She did not want to collect pigs, but someone's joke gift morphed into an avalanche of porcine acquisitions. They ran the gamut: silly, classy, expensive, cheap, practical, useless, big, tiny, clever, hideous. Many were presents from friends, family, and students, but some were self-gifts, justified by their originality or the place they came from. Special shelves were made to house the mid-sized, shadow boxes provided homes to the tiny, and the rest evolved into an unplanned decorating theme throughout her home.
At first she tried to find spaces for all the piggies; after all, they were gifts. However, she eventually conceded that many of them needed new homes. She took pictures of those that would be leaving - to ease her vague feelings of guilt. Then the furry and fuzzy porkers were given to children or sold in a yard sale. Statuettes, plaques, pillows, candles, dishware, books, and other miscellaneous pig items that didn't sell in tag sales were donated to resale shops. And, after many months, the collection was scaled down to those that fit into designated display areas in (mostly) one room of her (much) smaller home.

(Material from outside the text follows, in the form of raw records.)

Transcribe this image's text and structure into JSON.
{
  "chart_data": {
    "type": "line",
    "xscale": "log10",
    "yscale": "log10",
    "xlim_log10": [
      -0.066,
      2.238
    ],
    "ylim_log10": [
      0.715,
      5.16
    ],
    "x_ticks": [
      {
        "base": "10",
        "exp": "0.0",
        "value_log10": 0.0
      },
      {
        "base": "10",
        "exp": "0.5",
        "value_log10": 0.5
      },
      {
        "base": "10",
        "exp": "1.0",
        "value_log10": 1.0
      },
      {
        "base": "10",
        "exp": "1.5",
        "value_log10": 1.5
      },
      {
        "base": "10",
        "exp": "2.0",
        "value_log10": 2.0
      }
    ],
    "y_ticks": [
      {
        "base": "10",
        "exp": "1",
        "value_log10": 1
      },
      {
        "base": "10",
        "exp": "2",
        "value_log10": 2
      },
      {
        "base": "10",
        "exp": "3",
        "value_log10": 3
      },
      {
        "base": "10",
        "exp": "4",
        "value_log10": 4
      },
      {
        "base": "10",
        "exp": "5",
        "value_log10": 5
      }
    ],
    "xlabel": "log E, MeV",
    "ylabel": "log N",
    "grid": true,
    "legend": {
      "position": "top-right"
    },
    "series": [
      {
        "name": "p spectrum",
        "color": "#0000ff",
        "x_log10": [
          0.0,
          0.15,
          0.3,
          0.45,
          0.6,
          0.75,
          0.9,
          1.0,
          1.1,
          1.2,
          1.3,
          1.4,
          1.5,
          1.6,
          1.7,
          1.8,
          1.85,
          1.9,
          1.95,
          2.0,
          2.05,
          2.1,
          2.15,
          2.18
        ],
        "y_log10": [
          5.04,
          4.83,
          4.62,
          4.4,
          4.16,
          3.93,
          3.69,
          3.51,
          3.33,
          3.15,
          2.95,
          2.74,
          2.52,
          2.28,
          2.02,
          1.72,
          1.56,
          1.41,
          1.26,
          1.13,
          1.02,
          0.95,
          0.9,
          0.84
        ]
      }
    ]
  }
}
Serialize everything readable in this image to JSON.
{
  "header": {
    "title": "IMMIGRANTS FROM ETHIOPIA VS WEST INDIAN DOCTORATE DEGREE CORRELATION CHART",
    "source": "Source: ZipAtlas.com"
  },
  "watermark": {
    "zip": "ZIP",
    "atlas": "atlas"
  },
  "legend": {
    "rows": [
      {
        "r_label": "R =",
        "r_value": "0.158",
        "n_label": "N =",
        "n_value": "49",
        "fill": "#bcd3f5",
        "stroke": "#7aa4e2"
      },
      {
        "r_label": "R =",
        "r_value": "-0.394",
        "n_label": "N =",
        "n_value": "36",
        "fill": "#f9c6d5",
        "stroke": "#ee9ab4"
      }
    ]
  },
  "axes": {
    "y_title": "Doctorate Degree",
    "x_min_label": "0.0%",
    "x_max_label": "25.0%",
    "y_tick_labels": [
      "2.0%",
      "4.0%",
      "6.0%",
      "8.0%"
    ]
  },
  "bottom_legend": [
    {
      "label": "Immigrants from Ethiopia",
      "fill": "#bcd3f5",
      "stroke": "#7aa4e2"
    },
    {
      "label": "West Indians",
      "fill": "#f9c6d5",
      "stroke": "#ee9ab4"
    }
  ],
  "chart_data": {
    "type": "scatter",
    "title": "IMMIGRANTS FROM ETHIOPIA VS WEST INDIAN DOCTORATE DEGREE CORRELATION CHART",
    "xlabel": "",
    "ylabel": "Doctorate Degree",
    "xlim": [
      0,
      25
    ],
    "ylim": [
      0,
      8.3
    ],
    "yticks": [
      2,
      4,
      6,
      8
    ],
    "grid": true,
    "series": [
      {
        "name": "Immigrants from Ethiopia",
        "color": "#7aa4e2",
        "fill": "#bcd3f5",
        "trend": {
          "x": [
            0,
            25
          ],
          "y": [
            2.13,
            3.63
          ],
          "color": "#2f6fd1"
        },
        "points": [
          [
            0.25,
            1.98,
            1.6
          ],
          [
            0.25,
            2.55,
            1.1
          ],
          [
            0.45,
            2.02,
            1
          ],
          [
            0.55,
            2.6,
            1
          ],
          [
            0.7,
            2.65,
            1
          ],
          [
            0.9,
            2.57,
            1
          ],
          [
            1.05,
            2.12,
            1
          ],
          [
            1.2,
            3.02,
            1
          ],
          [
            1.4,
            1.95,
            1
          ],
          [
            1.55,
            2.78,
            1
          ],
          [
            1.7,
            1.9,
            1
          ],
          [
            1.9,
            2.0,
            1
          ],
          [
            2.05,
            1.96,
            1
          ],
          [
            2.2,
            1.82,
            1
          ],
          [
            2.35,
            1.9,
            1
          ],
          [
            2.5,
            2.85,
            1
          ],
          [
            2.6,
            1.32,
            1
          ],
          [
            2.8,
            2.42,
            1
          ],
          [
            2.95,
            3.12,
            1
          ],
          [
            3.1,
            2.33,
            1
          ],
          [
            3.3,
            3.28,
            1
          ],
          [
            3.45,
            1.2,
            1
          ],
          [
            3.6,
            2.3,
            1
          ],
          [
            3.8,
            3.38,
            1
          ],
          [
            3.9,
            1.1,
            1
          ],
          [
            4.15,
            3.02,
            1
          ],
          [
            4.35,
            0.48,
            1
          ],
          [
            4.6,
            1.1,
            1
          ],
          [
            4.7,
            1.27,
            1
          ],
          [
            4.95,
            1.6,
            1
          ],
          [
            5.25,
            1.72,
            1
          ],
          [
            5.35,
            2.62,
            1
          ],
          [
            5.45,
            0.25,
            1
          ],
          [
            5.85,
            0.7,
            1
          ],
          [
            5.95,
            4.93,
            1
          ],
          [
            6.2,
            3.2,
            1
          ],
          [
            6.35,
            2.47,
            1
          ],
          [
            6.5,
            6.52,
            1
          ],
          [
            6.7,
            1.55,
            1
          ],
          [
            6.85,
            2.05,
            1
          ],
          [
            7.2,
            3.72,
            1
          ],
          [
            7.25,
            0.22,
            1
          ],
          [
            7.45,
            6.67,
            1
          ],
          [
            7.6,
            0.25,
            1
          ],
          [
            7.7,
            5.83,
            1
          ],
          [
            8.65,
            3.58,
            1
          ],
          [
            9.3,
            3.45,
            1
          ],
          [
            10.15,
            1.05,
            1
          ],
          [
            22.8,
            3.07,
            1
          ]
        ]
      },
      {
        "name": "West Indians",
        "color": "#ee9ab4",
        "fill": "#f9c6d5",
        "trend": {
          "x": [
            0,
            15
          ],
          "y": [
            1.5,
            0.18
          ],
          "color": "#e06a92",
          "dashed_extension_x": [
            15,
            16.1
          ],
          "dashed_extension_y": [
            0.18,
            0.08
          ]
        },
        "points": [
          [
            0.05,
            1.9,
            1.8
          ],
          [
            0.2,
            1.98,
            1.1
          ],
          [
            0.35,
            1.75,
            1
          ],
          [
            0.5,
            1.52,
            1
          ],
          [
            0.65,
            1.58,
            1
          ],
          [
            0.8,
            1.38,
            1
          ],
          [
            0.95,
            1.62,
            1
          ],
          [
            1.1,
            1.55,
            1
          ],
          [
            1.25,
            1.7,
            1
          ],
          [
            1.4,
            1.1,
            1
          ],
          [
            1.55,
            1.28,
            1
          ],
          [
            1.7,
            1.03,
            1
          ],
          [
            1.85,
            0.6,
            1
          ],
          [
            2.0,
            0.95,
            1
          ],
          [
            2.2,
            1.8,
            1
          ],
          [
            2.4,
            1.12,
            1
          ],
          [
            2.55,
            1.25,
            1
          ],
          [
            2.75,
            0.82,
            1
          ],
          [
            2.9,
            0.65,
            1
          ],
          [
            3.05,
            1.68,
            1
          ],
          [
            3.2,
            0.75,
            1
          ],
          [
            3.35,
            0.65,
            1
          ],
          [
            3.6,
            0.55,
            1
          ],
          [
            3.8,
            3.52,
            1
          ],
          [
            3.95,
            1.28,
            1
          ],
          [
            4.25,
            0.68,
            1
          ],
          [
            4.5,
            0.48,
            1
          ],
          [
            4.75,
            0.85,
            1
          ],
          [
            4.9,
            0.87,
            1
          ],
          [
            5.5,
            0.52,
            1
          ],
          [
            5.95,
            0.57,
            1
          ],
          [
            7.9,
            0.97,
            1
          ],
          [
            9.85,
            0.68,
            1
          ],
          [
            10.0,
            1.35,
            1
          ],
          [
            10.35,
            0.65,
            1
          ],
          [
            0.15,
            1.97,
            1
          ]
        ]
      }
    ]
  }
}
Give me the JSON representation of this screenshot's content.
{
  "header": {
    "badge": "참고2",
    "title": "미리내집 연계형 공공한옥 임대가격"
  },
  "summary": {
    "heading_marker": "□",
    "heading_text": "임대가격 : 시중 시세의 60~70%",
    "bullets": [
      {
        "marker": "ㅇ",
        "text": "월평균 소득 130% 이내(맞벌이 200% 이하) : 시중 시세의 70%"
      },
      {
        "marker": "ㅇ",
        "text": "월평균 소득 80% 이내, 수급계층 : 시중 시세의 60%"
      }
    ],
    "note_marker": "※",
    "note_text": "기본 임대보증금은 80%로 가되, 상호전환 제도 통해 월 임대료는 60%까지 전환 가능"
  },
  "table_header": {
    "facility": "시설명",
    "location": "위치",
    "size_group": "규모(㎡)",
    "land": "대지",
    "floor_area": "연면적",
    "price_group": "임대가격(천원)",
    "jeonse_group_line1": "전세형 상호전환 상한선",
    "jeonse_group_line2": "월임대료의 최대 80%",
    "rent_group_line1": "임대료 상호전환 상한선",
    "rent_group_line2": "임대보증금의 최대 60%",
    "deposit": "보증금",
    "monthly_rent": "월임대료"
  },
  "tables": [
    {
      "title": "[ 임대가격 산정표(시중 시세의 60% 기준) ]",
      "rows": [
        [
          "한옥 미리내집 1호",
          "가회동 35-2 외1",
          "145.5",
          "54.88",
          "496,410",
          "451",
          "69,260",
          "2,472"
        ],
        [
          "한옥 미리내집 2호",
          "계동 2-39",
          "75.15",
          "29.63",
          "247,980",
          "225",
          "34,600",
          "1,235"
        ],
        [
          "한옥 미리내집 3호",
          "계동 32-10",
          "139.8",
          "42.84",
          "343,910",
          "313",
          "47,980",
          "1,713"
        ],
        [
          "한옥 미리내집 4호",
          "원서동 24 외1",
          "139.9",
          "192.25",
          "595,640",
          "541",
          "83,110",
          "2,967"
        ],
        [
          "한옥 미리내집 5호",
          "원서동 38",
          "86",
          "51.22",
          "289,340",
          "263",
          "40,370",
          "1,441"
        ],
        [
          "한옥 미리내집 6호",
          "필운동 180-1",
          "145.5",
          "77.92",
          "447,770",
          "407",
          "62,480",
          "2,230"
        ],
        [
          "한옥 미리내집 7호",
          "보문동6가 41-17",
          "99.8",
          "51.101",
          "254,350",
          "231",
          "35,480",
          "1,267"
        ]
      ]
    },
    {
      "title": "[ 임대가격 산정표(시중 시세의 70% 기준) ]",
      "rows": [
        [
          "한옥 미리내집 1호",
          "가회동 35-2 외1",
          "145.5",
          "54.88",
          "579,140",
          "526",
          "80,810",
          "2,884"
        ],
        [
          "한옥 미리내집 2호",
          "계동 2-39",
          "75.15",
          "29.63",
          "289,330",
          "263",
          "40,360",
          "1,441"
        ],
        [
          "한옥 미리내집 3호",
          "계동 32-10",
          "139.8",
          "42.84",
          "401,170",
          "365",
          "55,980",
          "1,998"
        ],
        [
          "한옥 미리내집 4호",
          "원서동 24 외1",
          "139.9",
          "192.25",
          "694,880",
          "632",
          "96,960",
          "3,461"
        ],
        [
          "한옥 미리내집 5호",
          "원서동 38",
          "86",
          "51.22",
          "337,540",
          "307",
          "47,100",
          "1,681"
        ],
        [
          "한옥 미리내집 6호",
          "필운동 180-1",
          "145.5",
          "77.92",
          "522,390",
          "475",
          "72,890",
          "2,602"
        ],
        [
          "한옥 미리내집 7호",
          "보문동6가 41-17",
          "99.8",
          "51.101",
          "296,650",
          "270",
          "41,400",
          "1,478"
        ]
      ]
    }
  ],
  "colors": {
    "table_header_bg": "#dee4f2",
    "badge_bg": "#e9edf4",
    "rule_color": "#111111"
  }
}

There are, however, a few she notices often: the tiny glass flying pig sharing space with some inspirational mementos, the wooden pig bank that collects change for vacations, and the mug.
The woman's pigsty is much smaller these days, but she appreciates the people and experiences represented by pigs-past and pigs-present. And when she occasionally feels an urge to invest in a crafty pig thingy she sees in a market or shop, she satisfies the craving by taking a photo for her designated pig-collection room. No space or dusting required.